I will undertake a period of research into children’s Victorian Magic Lantern slides, projections and their narratives from which I will develop a responsive remix of text based and visual artwork. The research will rigorously explore the social implications of these toys and their uses in factual learning and how they supported The Empire values, ethics and morals of the day in juxtaposition with contemporary values, ethics and morals. Visuals will be in different print forms and have undergone distinct transformations and chemical alterations. I will consider re-projections of the work. Responses will be shown in exhibitions regionally.
The first day in the Chemistry lab at Hull University with Dr Mark Lorch gave us some interesting, really unexpected but fabulous results and a way forward. By firstly experimenting with Tollen’s Agent (a silver based solution that is used traditionally in making mirrors/christmas tree baubles) over digital, glossy inkjet prints. This initially created a dark orange based ‘test-strip’ so some adjustment to times and a few more tests showed how the base material of this chemical stripped the coating from the print and then the silvering got to work.

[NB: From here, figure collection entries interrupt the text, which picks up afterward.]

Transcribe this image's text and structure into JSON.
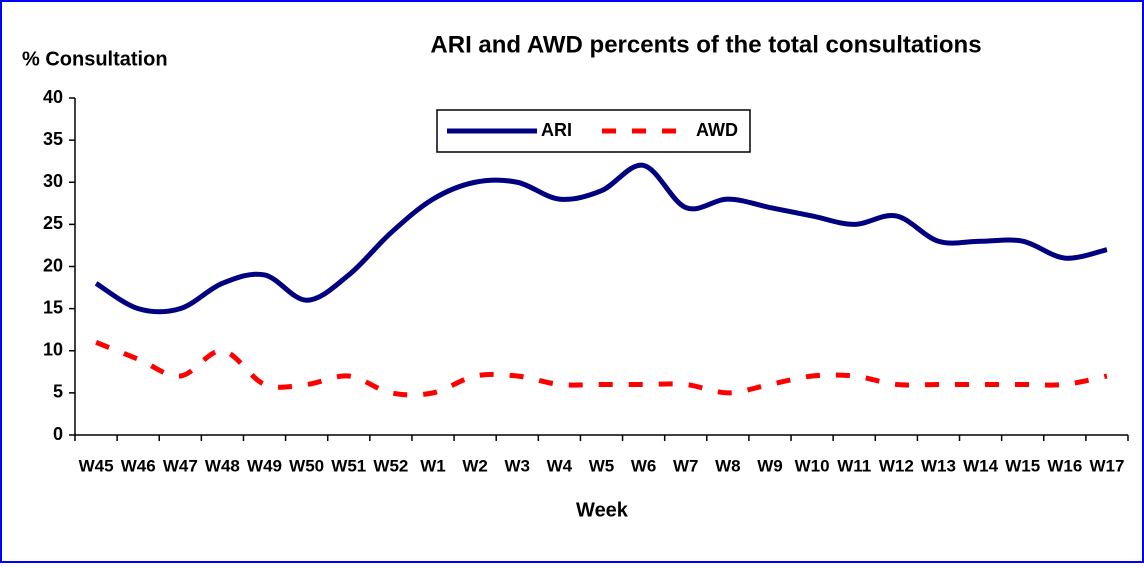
{
  "chart_data": {
    "type": "line",
    "title": "ARI and AWD percents of the total consultations",
    "y_label": "% Consultation",
    "x_label": "Week",
    "categories": [
      "W45",
      "W46",
      "W47",
      "W48",
      "W49",
      "W50",
      "W51",
      "W52",
      "W1",
      "W2",
      "W3",
      "W4",
      "W5",
      "W6",
      "W7",
      "W8",
      "W9",
      "W10",
      "W11",
      "W12",
      "W13",
      "W14",
      "W15",
      "W16",
      "W17"
    ],
    "series": [
      {
        "name": "ARI",
        "color": "#000080",
        "dash": false,
        "values": [
          18,
          15,
          15,
          18,
          19,
          16,
          19,
          24,
          28,
          30,
          30,
          28,
          29,
          32,
          27,
          28,
          27,
          26,
          25,
          26,
          23,
          23,
          23,
          21,
          22
        ]
      },
      {
        "name": "AWD",
        "color": "#ff0000",
        "dash": true,
        "values": [
          11,
          9,
          7,
          10,
          6,
          6,
          7,
          5,
          5,
          7,
          7,
          6,
          6,
          6,
          6,
          5,
          6,
          7,
          7,
          6,
          6,
          6,
          6,
          6,
          7
        ]
      }
    ],
    "ylim": [
      0,
      40
    ],
    "yticks": [
      0,
      5,
      10,
      15,
      20,
      25,
      30,
      35,
      40
    ],
    "legend": "top"
  }
}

When we tried with a full size print in Tollen’s solution, after an experimental diversion into droplets of ammonia and a couple of different acids, a pretty incredible thing happened.
When the solution was poured from the print to be washed off, there was an image on the back, but not an image that could have come from the front! There appeared an image transfer from a print stored underneath now coated in a metallic silver on the reverse of the print. Awesome!!!

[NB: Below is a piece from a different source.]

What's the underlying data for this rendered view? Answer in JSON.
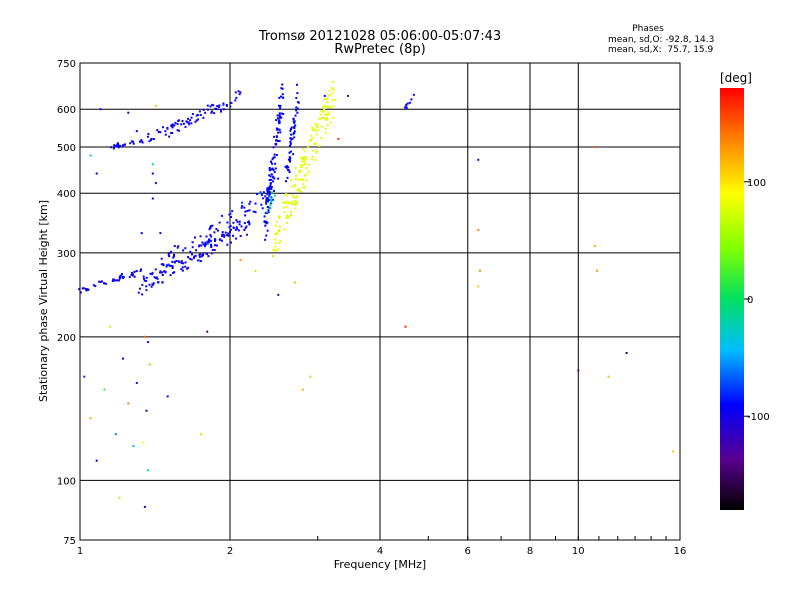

Next week I will be in the lab again trying to replicate and formalise this new technique from experimentation. Reverse Silver Printing! Exciting times ahead!

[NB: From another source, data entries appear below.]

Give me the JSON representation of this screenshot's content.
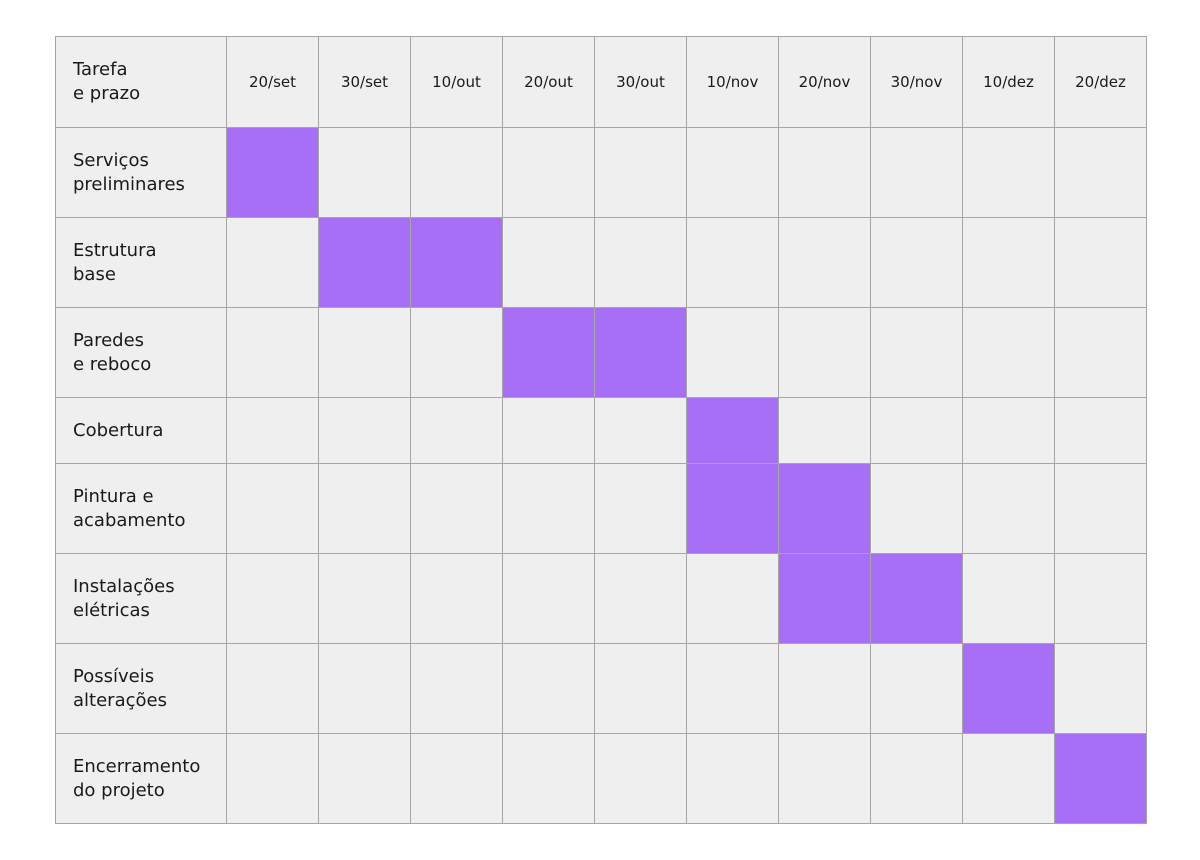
{
  "chart_data": {
    "type": "table",
    "corner_header": [
      "Tarefa",
      "e prazo"
    ],
    "periods": [
      "20/set",
      "30/set",
      "10/out",
      "20/out",
      "30/out",
      "10/nov",
      "20/nov",
      "30/nov",
      "10/dez",
      "20/dez"
    ],
    "tasks": [
      {
        "label": [
          "Serviços",
          "preliminares"
        ],
        "active": [
          0
        ]
      },
      {
        "label": [
          "Estrutura",
          "base"
        ],
        "active": [
          1,
          2
        ]
      },
      {
        "label": [
          "Paredes",
          "e reboco"
        ],
        "active": [
          3,
          4
        ]
      },
      {
        "label": [
          "Cobertura"
        ],
        "active": [
          5
        ]
      },
      {
        "label": [
          "Pintura e",
          "acabamento"
        ],
        "active": [
          5,
          6
        ]
      },
      {
        "label": [
          "Instalações",
          "elétricas"
        ],
        "active": [
          6,
          7
        ]
      },
      {
        "label": [
          "Possíveis",
          "alterações"
        ],
        "active": [
          8
        ]
      },
      {
        "label": [
          "Encerramento",
          "do projeto"
        ],
        "active": [
          9
        ]
      }
    ],
    "colors": {
      "bar": "#a66ff5",
      "cell_background": "#efefef",
      "grid_line": "#a6a6a6"
    }
  }
}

On Saturday 16th May I travelled to Grimsby to speak at The Lightlines Conference whose theme this year was Sight & Site. Featured artists were Jo Booth, Bradford, Gill Hobson, Grimsby, David Cotterrell, London and myself. I gave an overview of my interests and how I have used found footage from the Connection series of diptychs in 2009 to begin using personal family images and questioning whether across the board we record in similar ways and if stored photographs within families are the same. These home and family memories led me to thinking about how we display these, from the slide shows I remember from the 1970’s further back via cine film and pre cinema to the produced Kinora reels, the Lumiere brothers home movie machine used by the ‘middle classes’. I sourced some of these reels and produced photographic prints from these e.g. The Bumps. The Kinora used a circular flick book mechanism as did the larger more engineered mutoscope. I, as a collaboration with my father, an engineer, designed and re-engineered a mutoscope which housed an animation and also played out a text critiquing contemporary models of display. Considering all these old modes of display and their embedded cultural codes I sought out specifically children’s magic lantern slides and began experimenting with superimposition and enlarging. Some of these works were part of Gaia Tedone’s symposium at Whitechapel Gallery July 2014. These were also accompanied by a film and live reading performance. This has all given the groundwork for this project ‘Part Coded and the Bi-visual’ and the research and practical investigations now beginning.
The conference was a really inspiring day and potential collaborations are in the pipeline. The other speakers were enlightening and intriguing and the audience and Abbey Walk Gallery, Grimsby very generous with their time, hospitality, interest and questions.